Durante il Fuorisalone, Convey ha trasformato un intero edificio nel cuore di Milano in una piattaforma internazionale del design contemporaneo. Tra installazioni, ricerca e inedite collaborazioni, il Convey Building ha costruito un’esperienza immersiva capace di connettere cultura, architettura e nuovi modi di abitare
Durante la Design Week, Convey ha consolidato il proprio ruolo come piattaforma internazionale dedicata al design contemporaneo, riunendo oltre venti brand in un unico spazio nel cuore di Milano. Il progetto, ideato e promosso da Simple Flair, ha proposto per la sua quarta edizione un nuovo formato: il Convey Building, un’intera struttura trasformata in destinazione esperienziale tra le zone di Torre Velasca e Missori.
Distribuito su cinque piani, l’edificio ha ospitato un percorso articolato che ha intrecciato installazioni, mostre e momenti di incontro. In questo contesto, Convey ha continuato a sviluppare la propria visione: costruire connessioni tra brand, community e pubblico, favorendo un sistema più aperto, condiviso e orientato al futuro del design.
L’edificio, gestito da Bizzi & Partners Development, ha accolto un progetto che ha saputo unire architettura e cultura, proponendo una riflessione sui nuovi modi di abitare contemporaneo. Al centro dell’esperienza, la terrazza panoramica ha funzionato come fulcro relazionale e simbolico dell’evento. Al termine della Design Week, gli spazi sono stati destinati al mercato residenziale, mantenendo viva quella connessione tra ricerca progettuale e dimensione quotidiana.
Come ha sottolineato Riccardo Crenna, co-founder di Simple Flair, Convey ha voluto costruire “un luogo temporaneo dove il design diventa relazione”, trasformando la visita in un’esperienza di incontro e confronto. Una piattaforma capace di restituire una fotografia chiara della design industry contemporanea.
All’interno del Convey Building, i brand e i designer hanno presentato installazioni e progetti eterogenei, offrendo una lettura ampia e sfaccettata del design attuale. All’ingresso, Patricia Urquiola ha firmato Cimento, un’installazione che ha trasformato lo spazio in una scatola avvolgente in cemento, caratterizzata da forme morbide e fluide. Il materiale, reinterpretato come materia viva, ha costruito una narrazione capace di superare la dimensione superficiale per diventare struttura e atmosfera.
Il brand Gllìa, fondato da Eleonora Galli con la direzione creativa dello studio Næssi, ha presentato Archivio, una prima collezione che ha definito un sistema essenziale di superfici e componenti, costruendo una grammatica progettuale rigorosa ma aperta all’evoluzione.
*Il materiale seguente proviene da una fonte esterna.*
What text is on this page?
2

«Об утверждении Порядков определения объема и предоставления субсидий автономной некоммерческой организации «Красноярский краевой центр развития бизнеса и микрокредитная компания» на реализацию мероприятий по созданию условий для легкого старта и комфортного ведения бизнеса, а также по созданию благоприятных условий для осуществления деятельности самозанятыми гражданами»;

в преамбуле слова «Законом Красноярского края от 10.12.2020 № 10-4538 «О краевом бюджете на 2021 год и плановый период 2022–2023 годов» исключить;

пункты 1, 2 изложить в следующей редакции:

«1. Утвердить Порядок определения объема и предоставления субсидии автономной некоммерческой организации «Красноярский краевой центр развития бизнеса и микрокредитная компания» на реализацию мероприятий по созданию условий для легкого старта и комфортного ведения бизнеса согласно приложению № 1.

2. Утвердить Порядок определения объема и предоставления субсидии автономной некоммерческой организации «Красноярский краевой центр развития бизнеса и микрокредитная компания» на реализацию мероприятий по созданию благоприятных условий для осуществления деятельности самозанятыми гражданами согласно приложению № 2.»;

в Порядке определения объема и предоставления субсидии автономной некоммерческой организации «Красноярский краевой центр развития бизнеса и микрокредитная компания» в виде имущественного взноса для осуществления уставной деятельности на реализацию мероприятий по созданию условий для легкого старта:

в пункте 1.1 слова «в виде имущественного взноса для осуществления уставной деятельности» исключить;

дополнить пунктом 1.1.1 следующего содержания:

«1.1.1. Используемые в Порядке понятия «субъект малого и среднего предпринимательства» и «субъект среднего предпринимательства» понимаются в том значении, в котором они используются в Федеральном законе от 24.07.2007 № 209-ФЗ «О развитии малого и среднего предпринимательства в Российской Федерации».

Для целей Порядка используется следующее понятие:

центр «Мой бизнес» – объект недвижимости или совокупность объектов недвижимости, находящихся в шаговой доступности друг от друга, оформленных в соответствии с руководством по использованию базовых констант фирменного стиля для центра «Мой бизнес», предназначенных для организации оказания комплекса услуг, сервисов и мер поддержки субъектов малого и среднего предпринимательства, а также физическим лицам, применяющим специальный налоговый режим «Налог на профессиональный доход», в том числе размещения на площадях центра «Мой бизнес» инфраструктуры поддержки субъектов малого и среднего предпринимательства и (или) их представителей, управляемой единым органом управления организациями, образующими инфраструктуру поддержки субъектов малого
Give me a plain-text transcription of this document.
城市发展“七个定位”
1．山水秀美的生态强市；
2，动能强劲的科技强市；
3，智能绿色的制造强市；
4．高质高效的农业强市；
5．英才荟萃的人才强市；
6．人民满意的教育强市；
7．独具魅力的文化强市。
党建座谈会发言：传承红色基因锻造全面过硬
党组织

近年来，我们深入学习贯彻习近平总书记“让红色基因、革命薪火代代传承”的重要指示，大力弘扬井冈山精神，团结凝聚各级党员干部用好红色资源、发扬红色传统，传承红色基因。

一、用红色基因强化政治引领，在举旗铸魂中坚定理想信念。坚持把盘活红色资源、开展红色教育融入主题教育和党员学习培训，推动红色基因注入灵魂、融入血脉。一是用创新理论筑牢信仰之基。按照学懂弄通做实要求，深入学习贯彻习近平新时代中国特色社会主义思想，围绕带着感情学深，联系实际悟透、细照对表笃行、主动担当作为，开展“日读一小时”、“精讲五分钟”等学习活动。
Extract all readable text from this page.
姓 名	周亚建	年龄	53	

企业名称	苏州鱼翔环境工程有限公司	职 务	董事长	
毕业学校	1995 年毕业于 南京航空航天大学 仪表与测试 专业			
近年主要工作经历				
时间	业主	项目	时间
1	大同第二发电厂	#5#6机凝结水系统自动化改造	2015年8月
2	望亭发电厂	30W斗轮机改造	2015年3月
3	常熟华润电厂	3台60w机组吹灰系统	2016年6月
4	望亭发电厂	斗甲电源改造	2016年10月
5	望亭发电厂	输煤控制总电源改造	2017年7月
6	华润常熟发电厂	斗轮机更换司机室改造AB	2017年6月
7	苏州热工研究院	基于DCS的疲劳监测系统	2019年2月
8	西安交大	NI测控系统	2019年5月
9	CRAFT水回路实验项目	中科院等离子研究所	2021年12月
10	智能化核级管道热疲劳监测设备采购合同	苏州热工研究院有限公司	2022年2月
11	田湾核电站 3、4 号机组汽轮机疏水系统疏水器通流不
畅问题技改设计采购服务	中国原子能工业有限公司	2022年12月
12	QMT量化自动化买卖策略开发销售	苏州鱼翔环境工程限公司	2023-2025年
Dagli Stati Uniti, lo studio Joshi / Greene ha introdotto Rail System, un dispositivo continuo che ha organizzato lo spazio integrando elementi funzionali come specchi, mensole e sedute, trasformando un gesto architettonico in esperienza abitabile.
Ripa ha proposto un ambiente domestico essenziale, introducendo nuovi arredi come la sedia Elvira e il tavolo Fortunato, affiancati da ulteriori elementi che hanno esplorato forme familiari reinterpretate in chiave contemporanea. Il brand milanese Under, con un’installazione curata da Lorenzo Iandelli e Marco Lombardi, ha indagato il tema dell’intimità quotidiana, riflettendo sui modi silenziosi in cui gli oggetti accompagnano la vita domestica.
Fidivi, insieme a Studio Musa, ha presentato The Altar of Presence, un’architettura tessile immersiva in cui luce e materia hanno costruito uno spazio raccolto, pensato come risposta alla continua sovrapproduzione contemporanea. Nel campo dell’illuminazione, Iiode ha lanciato Re27, una lampadina led riparabile realizzata con materiali riciclati.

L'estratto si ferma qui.